Background and Objectives Women harbouring HPV genotypes are at risk to develop either genital warts or cervical dysplasia as a precursor of cervical carcinoma. Aim of the study was to evaluate the prevalence of HPV vaccine-genotypes in a female population group.
Materials and Methods Data were collected from 4230 female patients between February and July 2012. Material was either delivered or directly sampled and processed at the Outpatients’ Centre for Diagnosis of Infectious Venero-Dermatological Diseases Vienna. Clinical diagnosis was assessed by the referring physician. Samples were collected and processed using Cytobrush DNAPAP Cervical Sampler and Papillo Check PCR.
Results Out of 1485 patients with “cervical dysplasia and cervical cancer precursors” (PAP III, IIID, IV and CIN I, II, III) 55.2% showed HPV high-risk positivity. Out of this group 35.6% were positive for HPV 16 and 18. Referring to vaccination cross-immunity HPV 31, 33, 45, and 52 were detected in 14.9%, 7.7%, 2.9% and 6.2% respectively.
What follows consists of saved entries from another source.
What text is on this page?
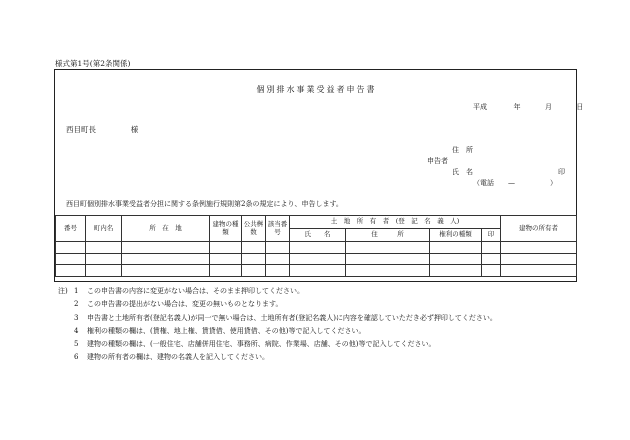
様式第1号(第2条関係)
個別排水事業受益者申告書
平成	年	月	日
西目町長	様
住　所
申告者
氏　名	印
（電話　　—　　　　　）
西目町個別排水事業受益者分担に関する条例施行規則第2条の規定により、申告します。
番号	町内名	所　在　地	建物の種　類	公共桝数	該当番号	土　地　所　有　者　(登　記　名　義　人)				建物の所有者
						氏　　名	住　　　所	権利の種類	印	

注) 1	この申告書の内容に変更がない場合は、そのまま押印してください。
2	この申告書の提出がない場合は、変更の無いものとなります。
3	申告書と土地所有者(登記名義人)が同一で無い場合は、土地所有者(登記名義人)に内容を確認していただき必ず押印してください。
4	権利の種類の欄は、(賃権、地上権、賃貸借、使用貸借、その他)等で記入してください。
5	建物の種類の欄は、(一般住宅、店舗併用住宅、事務所、病院、作業場、店舗、その他)等で記入してください。
6	建物の所有者の欄は、建物の名義人を記入してください。
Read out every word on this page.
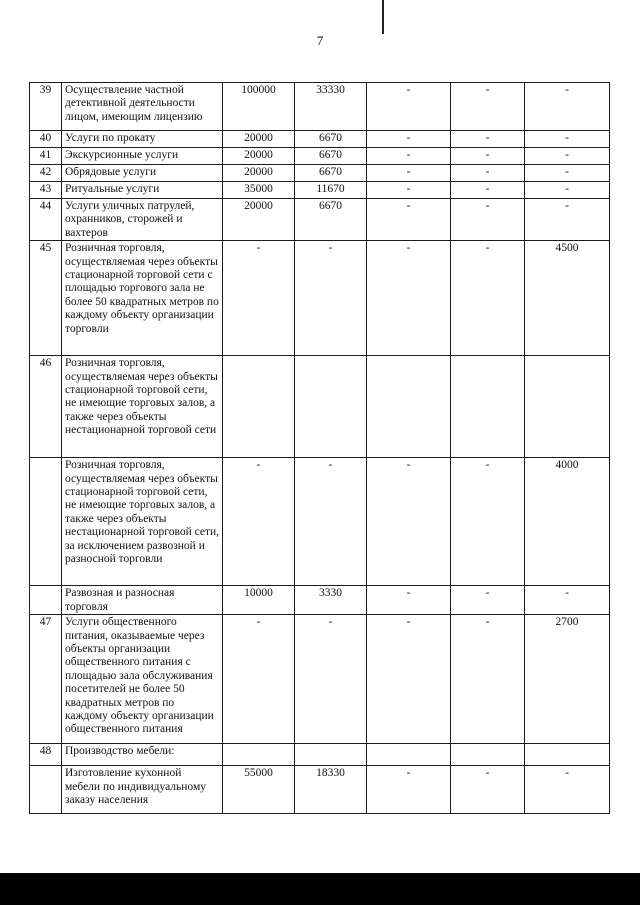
7
39	Осуществление частной детективной деятельности лицом, имеющим лицензию	100000	33330	-	-	-
40	Услуги по прокату	20000	6670	-	-	-
41	Экскурсионные услуги	20000	6670	-	-	-
42	Обрядовые услуги	20000	6670	-	-	-
43	Ритуальные услуги	35000	11670	-	-	-
44	Услуги уличных патрулей, охранников, сторожей и вахтеров	20000	6670	-	-	-
45	Розничная торговля, осуществляемая через объекты стационарной торговой сети с площадью торгового зала не более 50 квадратных метров по каждому объекту организации торговли	-	-	-	-	4500
46	Розничная торговля, осуществляемая через объекты стационарной торговой сети, не имеющие торговых залов, а также через объекты нестационарной торговой сети					
	Розничная торговля, осуществляемая через объекты стационарной торговой сети, не имеющие торговых залов, а также через объекты нестационарной торговой сети, за исключением развозной и разносной торговли	-	-	-	-	4000
	Развозная и разносная торговля	10000	3330	-	-	-
47	Услуги общественного питания, оказываемые через объекты организации общественного питания с площадью зала обслуживания посетителей не более 50 квадратных метров по каждому объекту организации общественного питания	-	-	-	-	2700
48	Производство мебели:					
	Изготовление кухонной мебели по индивидуальному заказу населения	55000	18330	-	-	-
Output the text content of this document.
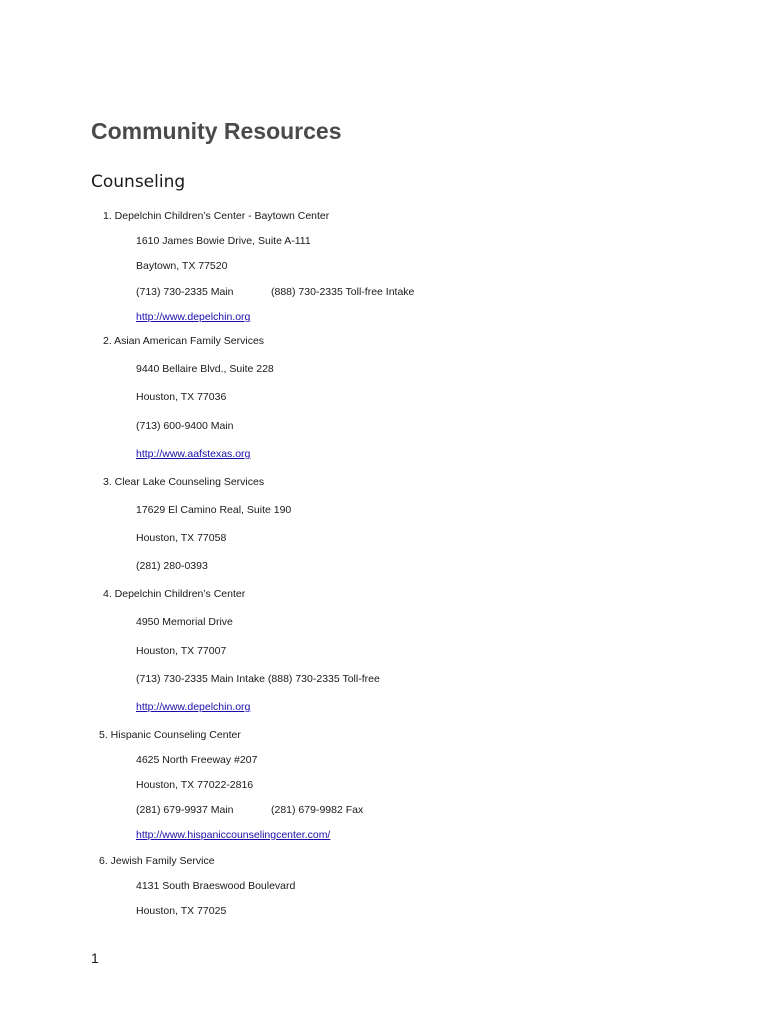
Community Resources
Counseling
1. Depelchin Children’s Center - Baytown Center
1610 James Bowie Drive, Suite A-111
Baytown, TX 77520
(713) 730-2335 Main	(888) 730-2335 Toll-free Intake
http://www.depelchin.org
2. Asian American Family Services
9440 Bellaire Blvd., Suite 228
Houston, TX 77036
(713) 600-9400 Main
http://www.aafstexas.org
3. Clear Lake Counseling Services
17629 El Camino Real, Suite 190
Houston, TX 77058
(281) 280-0393
4. Depelchin Children’s Center
4950 Memorial Drive
Houston, TX 77007
(713) 730-2335 Main Intake (888) 730-2335 Toll-free
http://www.depelchin.org
5. Hispanic Counseling Center
4625 North Freeway #207
Houston, TX 77022-2816
(281) 679-9937 Main	(281) 679-9982 Fax
http://www.hispaniccounselingcenter.com/
6. Jewish Family Service
4131 South Braeswood Boulevard
Houston, TX 77025
1
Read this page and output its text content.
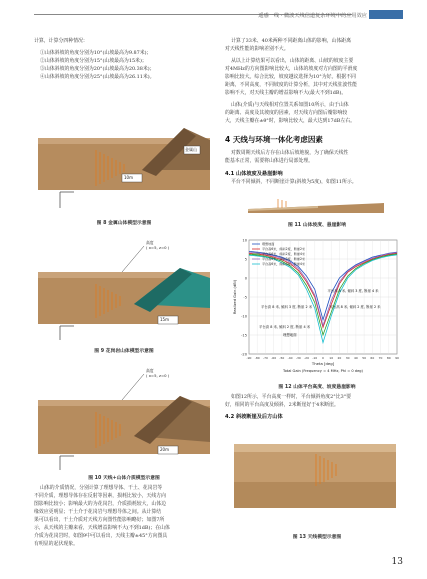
遥感一线 · 微波天线信道复杂环境中的应用效应
计算，计算分四种情况：
①山体斜坡的角度分别为10°(山坡最高为9.87米)；
②山体斜坡的角度分别为15°(山坡最高为15米)；
③山体斜坡的角度分别为20°(山坡最高为20.38米)；
④山体斜坡的角度分别为25°(山坡最高为26.11米)。
10m
金属山
图 8 金属山体模型示意图
高度
( x=5, z=0 )
15m
图 9 花岗岩山体模型示意图
高度
( x=5, z=0 )
20m
图 10 天线+山体介质模型示意图
山体的介质情况，分别计算了理想导体、干土、花岗岩等
不同介质，理想导体存在反射等因素，损耗比较小，天线方向
图影响比较小；影响最大的为花岗岩，介质损耗较大，山体边
缘效应更明显；干土介于花岗岩与理想导体之间。从计算结
果可以看出，干土介质对天线方向图性能影响略好；如图7所
示，从天线的主瓣来看，天线增益影响不大(不到1dB)；在山体
介质为花岗岩时，如图9中可以看出，天线主瓣±45°方向图具
有明显的起伏现象。
计算了33米、40米两种不同距离山体的影响，山体距离
对天线性能的影响差别不大。
从以上计算结果可以看出，山体的距离、山坡的坡度主要
对4MHz的方向图影响比较大，山体的坡度对方向图的平滑度
影响比较大。综合比较，坡度越议选择为10°为好。根据不同
距离，不同高度，不同坡度的计算分析，其中对天线驻波性能
影响不大，对天线主瓣的增益影响不大(最大不到1dB)。
山体(介质)与天线相对位置关系如图10所示，由于山体
的距离、高度及其坡度的因素，对天线方向图后瓣影响较
大，天线主瓣在±θ°时，影响比较大，最大达到17dB左右。
4 天线与环境一体化考虑因素
对数周期天线后方存在山体后坡地貌，为了确保天线性
能基本正常，需要将山体进行局部处理。
4.1 山体坡度及悬崖影响
平台不同倾斜，不同断崖计算(斜坡为5度)，如图11所示。
图 11 山体坡度、悬崖影响
-20
-15
-10
-5
0
5
10
-90 -80 -70 -60 -50 -40 -30 -20 -10 0 10 20 30 40 50 60 70 80 90
Theta [deg]
Total Gain (Frequency = 4 MHz, Phi = 0 deg)
Realized Gain (dBi)
理想地面
平台高6米，倾斜2度，断崖2米
平台高6米，倾斜2度，断崖4米
平台高6米，倾斜3度，断崖2米
平台高6米，倾斜3度，断崖4米
平台高 8 米, 倾斜 3 度, 断崖 4 米
平台高 8 米, 倾斜 2 度, 断崖 2 米
平台高 8 米, 倾斜 3 度, 断崖 2 米
平台高 8 米, 倾斜 2 度, 断崖 4 米
理想地面
图 12 山体平台高度、坡度悬崖影响
如图12所示，平台高度一样时，平台倾斜角度2°比3°要
好，相同的平台高度及倾斜，2米断崖好于4米断崖。
4.2 斜坡断崖及后方山体
图 13 天线模型示意图
13
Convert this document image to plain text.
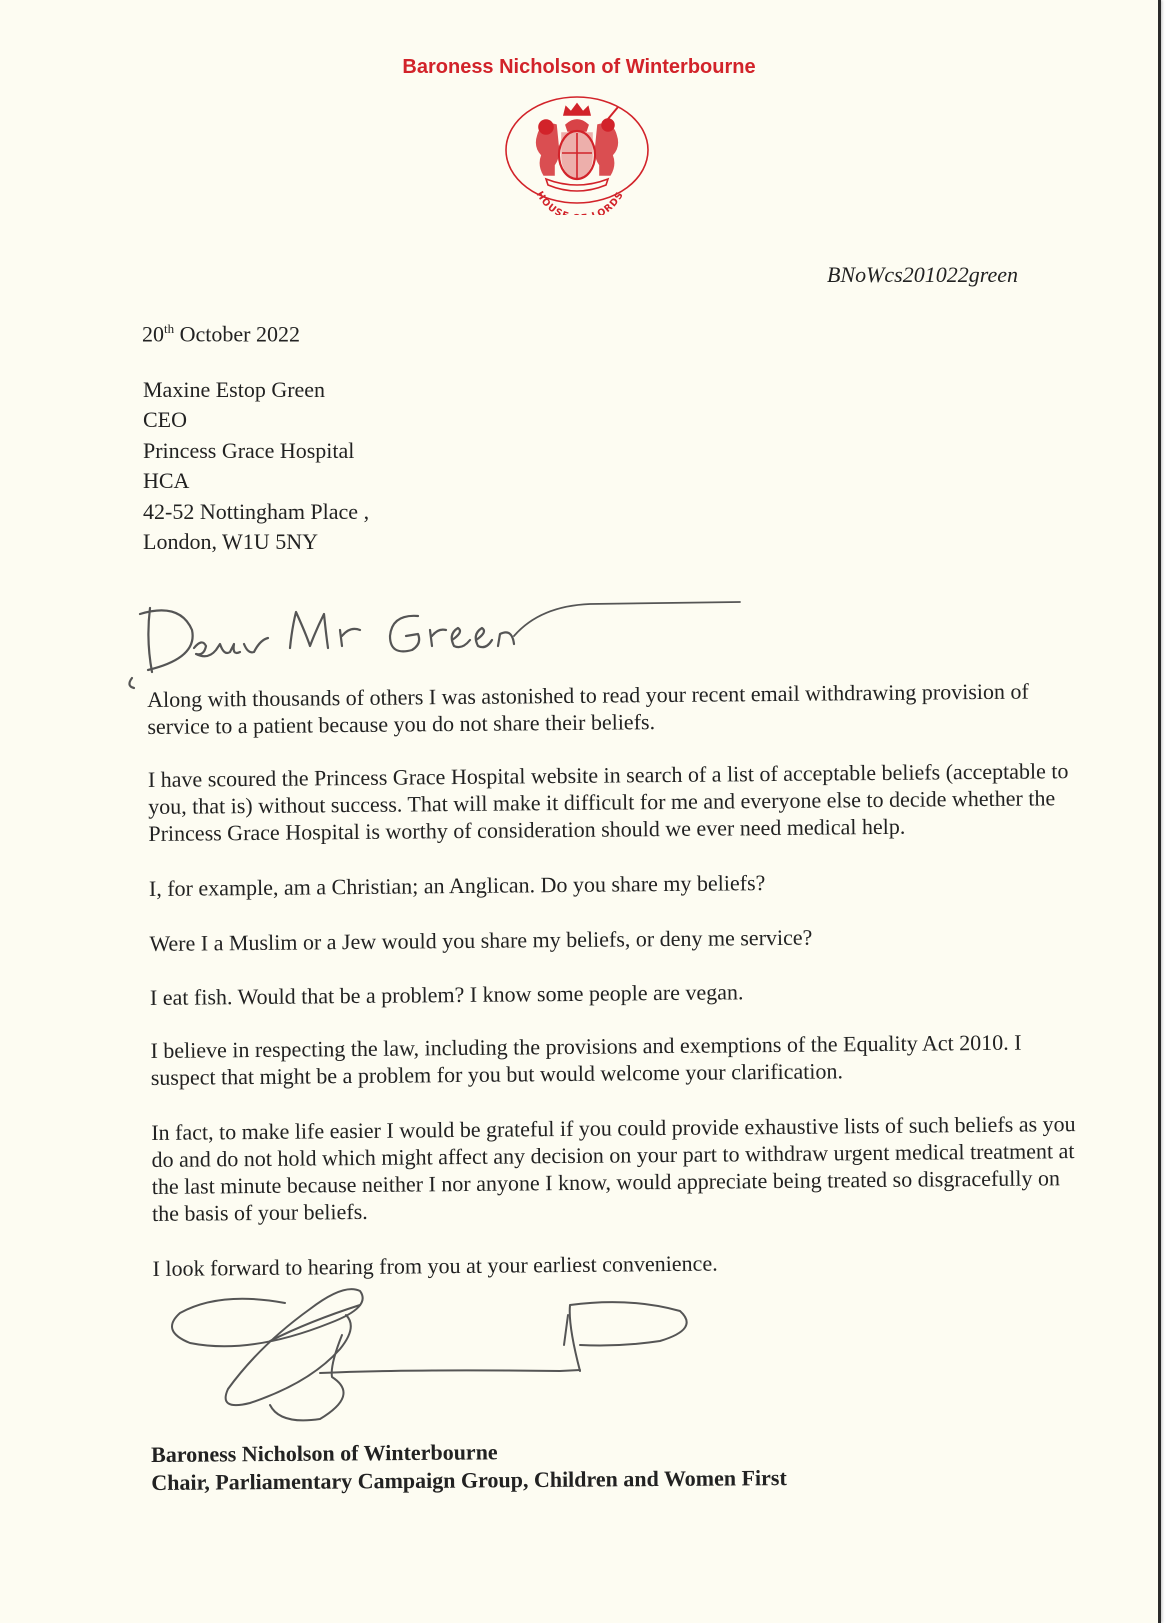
Baroness Nicholson of Winterbourne
HOUS ORDS
BNoWcs201022green
20th October 2022
Maxine Estop Green
CEO
Princess Grace Hospital
HCA
42-52 Nottingham Place ,
London, W1U 5NY

Along with thousands of others I was astonished to read your recent email withdrawing provision of service to a patient because you do not share their beliefs.

I have scoured the Princess Grace Hospital website in search of a list of acceptable beliefs (acceptable to you, that is) without success. That will make it difficult for me and everyone else to decide whether the Princess Grace Hospital is worthy of consideration should we ever need medical help.

I, for example, am a Christian; an Anglican. Do you share my beliefs?

Were I a Muslim or a Jew would you share my beliefs, or deny me service?

I eat fish. Would that be a problem? I know some people are vegan.

I believe in respecting the law, including the provisions and exemptions of the Equality Act 2010. I suspect that might be a problem for you but would welcome your clarification.

In fact, to make life easier I would be grateful if you could provide exhaustive lists of such beliefs as you do and do not hold which might affect any decision on your part to withdraw urgent medical treatment at the last minute because neither I nor anyone I know, would appreciate being treated so disgracefully on the basis of your beliefs.

I look forward to hearing from you at your earliest convenience.

Baroness Nicholson of Winterbourne
Chair, Parliamentary Campaign Group, Children and Women First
In women with diagnosis “cervical dysplasia and cervical cancer precursors” an age-related distribution of different genotypes could be observed. HPV 16 and 18 were more often detected in young women (40%) and decreased with increasing age (24%). In contrast, HPV 45 and 56 were more often identified in older women (11.2% vs. 24%).
In specimens of individuals with genital warts HPV low-risk was detected significantly more often when samples were collected in the Outpatients’ Centre than when taken by the referring physician (65.3% vs. 24.8%).
Conclusion HPV high-risk types 16 and 18 were detected especially in the group of young women. It can be considered that vaccination in our young female population would have prevented cervical dysplastic lesions in at least 35.6% of cases. In case of using the quadrivalent vaccine in our study cohort genital warts would have been prevented in 71.2% of cases.